Warum Juncker trotz seiner Schwächen genau der Richtige ist

Am 27.Juni fiel die Entscheidung auf dem EU-Gipfel und die europäischen Staats- und Regierungschefs entschieden sich mehrheitlich dafür, Jean-Claude Juncker für das Amt des europäischen Kommissionspräsidenten vorzuschlagen. Nur der Brite David Cameron und der Ungar Viktor Orbán stimmten dagegen. Damit ist es sicher, dass Jean-Claude Juncker am 16. Juli als Kommissionspräsident gewählt wird.

Juncker war nicht mein Kandidat, ich hätte lieber Martin Schulz gehabt und meine Erwartungen an Juncker sind sehr überschaubar. Trotzdem glaube ich, dass Juncker in dieser Situation genau der Richtige sein könnte.
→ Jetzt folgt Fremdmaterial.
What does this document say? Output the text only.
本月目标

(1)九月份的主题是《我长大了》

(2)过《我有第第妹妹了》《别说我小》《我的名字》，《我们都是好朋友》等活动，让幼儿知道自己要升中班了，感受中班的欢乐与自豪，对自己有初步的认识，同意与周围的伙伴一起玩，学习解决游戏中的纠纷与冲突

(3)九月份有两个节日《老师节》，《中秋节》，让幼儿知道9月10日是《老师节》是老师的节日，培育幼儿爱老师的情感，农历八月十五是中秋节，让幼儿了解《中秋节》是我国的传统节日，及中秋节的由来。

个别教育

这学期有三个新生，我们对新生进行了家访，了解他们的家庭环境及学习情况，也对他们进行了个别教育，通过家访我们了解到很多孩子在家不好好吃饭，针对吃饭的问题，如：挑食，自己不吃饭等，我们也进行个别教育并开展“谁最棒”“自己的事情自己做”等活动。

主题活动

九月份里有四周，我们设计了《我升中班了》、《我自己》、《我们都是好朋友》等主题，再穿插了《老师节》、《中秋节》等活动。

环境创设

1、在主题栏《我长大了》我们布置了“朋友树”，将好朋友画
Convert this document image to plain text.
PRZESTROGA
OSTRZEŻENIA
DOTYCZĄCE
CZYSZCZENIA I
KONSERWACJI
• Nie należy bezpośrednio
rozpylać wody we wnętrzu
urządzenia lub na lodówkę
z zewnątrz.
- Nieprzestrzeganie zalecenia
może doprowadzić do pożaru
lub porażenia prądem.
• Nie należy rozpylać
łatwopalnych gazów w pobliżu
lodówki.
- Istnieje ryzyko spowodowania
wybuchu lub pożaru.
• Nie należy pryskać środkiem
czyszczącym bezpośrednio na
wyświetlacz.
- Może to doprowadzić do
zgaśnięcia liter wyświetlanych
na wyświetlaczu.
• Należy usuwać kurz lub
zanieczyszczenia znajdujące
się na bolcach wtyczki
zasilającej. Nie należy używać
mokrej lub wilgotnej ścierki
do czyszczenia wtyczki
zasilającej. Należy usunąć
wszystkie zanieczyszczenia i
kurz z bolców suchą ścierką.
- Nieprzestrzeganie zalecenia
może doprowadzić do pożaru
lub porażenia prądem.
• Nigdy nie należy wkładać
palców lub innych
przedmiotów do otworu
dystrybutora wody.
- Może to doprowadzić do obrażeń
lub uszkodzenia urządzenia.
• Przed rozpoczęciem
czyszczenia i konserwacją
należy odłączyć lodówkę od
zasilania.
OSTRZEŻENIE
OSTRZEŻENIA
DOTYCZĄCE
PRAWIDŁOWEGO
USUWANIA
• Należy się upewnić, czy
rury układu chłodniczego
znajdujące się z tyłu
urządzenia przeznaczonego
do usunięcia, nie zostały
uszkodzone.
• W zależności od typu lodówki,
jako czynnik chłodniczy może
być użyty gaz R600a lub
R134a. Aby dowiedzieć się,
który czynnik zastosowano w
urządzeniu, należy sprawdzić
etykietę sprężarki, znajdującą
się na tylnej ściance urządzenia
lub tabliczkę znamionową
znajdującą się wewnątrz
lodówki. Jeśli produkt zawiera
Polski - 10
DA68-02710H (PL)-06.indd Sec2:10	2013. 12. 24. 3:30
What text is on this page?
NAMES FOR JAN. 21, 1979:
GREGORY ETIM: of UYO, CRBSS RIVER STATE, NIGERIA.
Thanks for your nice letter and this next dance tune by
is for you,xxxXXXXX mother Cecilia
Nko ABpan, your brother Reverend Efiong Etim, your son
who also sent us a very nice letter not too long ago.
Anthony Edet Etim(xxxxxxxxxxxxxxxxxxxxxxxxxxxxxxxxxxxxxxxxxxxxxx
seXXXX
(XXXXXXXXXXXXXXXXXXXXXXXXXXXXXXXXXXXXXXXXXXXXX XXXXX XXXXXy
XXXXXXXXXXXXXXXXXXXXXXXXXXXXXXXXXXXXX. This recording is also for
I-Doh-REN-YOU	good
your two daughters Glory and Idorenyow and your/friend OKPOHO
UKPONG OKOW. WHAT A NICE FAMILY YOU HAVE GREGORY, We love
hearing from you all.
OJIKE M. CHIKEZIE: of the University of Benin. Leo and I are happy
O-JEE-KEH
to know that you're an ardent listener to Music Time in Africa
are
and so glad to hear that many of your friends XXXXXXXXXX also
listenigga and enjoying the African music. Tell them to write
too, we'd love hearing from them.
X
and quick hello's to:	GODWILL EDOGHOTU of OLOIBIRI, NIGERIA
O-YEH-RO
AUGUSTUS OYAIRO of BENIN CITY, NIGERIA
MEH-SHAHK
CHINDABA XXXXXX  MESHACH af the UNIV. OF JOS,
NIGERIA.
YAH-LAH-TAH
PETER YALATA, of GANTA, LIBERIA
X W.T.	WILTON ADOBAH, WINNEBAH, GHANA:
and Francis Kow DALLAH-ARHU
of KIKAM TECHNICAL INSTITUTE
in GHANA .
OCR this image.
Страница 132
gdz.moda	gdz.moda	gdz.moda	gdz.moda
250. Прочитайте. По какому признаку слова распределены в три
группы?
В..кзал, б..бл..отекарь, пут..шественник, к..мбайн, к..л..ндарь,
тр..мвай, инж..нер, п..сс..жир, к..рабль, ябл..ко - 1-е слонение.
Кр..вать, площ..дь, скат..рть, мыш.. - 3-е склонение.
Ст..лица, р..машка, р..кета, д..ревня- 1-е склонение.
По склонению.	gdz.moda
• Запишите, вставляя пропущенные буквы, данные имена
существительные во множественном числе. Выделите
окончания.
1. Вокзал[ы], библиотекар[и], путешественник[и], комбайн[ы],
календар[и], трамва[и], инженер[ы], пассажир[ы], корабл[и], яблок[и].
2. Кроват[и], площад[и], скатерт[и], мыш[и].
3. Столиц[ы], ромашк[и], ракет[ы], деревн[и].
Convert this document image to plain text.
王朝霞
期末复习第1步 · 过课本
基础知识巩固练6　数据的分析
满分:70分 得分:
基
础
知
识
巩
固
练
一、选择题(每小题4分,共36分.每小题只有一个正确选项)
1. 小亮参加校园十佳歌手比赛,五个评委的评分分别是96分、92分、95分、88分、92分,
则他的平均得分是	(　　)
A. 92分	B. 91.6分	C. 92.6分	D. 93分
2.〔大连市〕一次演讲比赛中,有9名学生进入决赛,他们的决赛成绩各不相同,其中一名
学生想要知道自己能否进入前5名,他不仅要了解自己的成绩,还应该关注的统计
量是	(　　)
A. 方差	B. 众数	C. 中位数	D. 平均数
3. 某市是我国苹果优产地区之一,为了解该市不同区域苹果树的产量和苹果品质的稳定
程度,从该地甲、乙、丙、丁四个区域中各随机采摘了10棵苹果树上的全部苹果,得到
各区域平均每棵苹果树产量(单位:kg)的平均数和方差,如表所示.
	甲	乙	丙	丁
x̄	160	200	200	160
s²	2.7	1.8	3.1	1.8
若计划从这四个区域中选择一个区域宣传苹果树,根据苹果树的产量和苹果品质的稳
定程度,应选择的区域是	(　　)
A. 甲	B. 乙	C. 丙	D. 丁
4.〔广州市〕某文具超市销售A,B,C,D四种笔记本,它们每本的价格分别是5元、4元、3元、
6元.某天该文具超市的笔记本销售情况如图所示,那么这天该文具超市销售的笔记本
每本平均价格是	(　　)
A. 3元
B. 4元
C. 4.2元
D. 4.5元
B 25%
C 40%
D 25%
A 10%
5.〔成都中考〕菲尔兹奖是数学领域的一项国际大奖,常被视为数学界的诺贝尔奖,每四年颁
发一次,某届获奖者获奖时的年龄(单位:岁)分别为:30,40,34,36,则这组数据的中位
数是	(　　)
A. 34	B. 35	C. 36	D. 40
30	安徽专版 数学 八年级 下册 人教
Denn zuallererst ist dies ein klarer Sieg des Europaparlaments und der europäischen WählerInnen und damit ein wichtiger Schritt für die weitere Demokratisierung der EU. Das frischgewählte Parlament hat sich dem Institutionen-Machtkampf gestellt und ihn gewonnen. Obwohl Martin Schulz mein Favorit war, bin ich nicht sicher, ob er sich im Falle eines Wahlsieges hätte durchsetzen können.
Die ganze Idee der Spitzenkandidaten und Mitbestimmung des Kommissionspräsidenten wurde von den Sozialdemokraten ersonnen, während sich die konservative EVP erst spät und zögerlich anschloss und sich für Juncker entschied. Nach seinem Wahlsieg stellte sich das Parlament schnell und großteils geschlossen hinter Juncker als Kommissionspräsidenten und die Konservativen saßen in der Glaubwürdigkeits-Falle, schließlich ging es ja um ihren eigenen Kandidaten. Gerade der öffentliche Druck in Deutschland gegenüber Kanzlerin Merkel hat gezeigt, dass jeder andere Kandidat nicht nur als Verrat am Wählerwillen, sondern auch als Verrat am eigenen Kandidaten interpretiert worden wäre. So bildeten schlussendlich wirklich nur Cameron und Orbán die Opposition und wurden überstimmt, was ebenfalls eine Premiere ist. Der sozialdemokratische Schulz hätte es vermutlich wesentlich schwerer gehabt.

Und so wird ab dem 16. Juli Jean-Claude Juncker der neue EU-Kommissionspräsident werden. Er folgt damit José Manuel Barroso, ein typischer profilloser Politiker, der irgendwann mal von der Kommission ausbaldowert wurde und seitdem nicht weiter auffiel und den Staats- und Regierungschefs die Bühne überlassen hat. Bei Juncker ist dies jetzt schon völlig anders. Die Mehrheit aller europäischen WählerInnen hat für ihn gestimmt, das Parlament inklusive der Sozialdemokraten und der Liberalen steht hinter ihm. Auch die Kommission unterstützt ihn mit 26 zu 2 Stimmen, mehr politische Legitimität kann niemand sonst vorweisen. Eine gewaltige Veränderung, vielleicht wirklich sogar revolutionär.
Und revolutionäre Veränderungen können ja oftmals durchaus beängstigend sein und viel Widerstand hervorrufen. Genau hier glaube ich, dass Juncker der richtige sein könnte, um zunächst alle Seiten mit dieser neuen Situation zu versöhnen, denn beängstigend wirkt der Luxemburger nun wahrlich nicht. Ich rechne auch eher mit einer proeuropäischen, langweilig-biederen Amtszeit und viel Kompromissbereitschaft, gerade auch mit den widerspenstigen Briten und Ungarn. Das könnte für den Moment sehr viel wertvoller sein als eine schnelle Generalüberholung der ganzen EU und in fünf Jahren steht vielleicht ein Spitzenkandidat zur Wahl, der das Rad noch weiter dreht.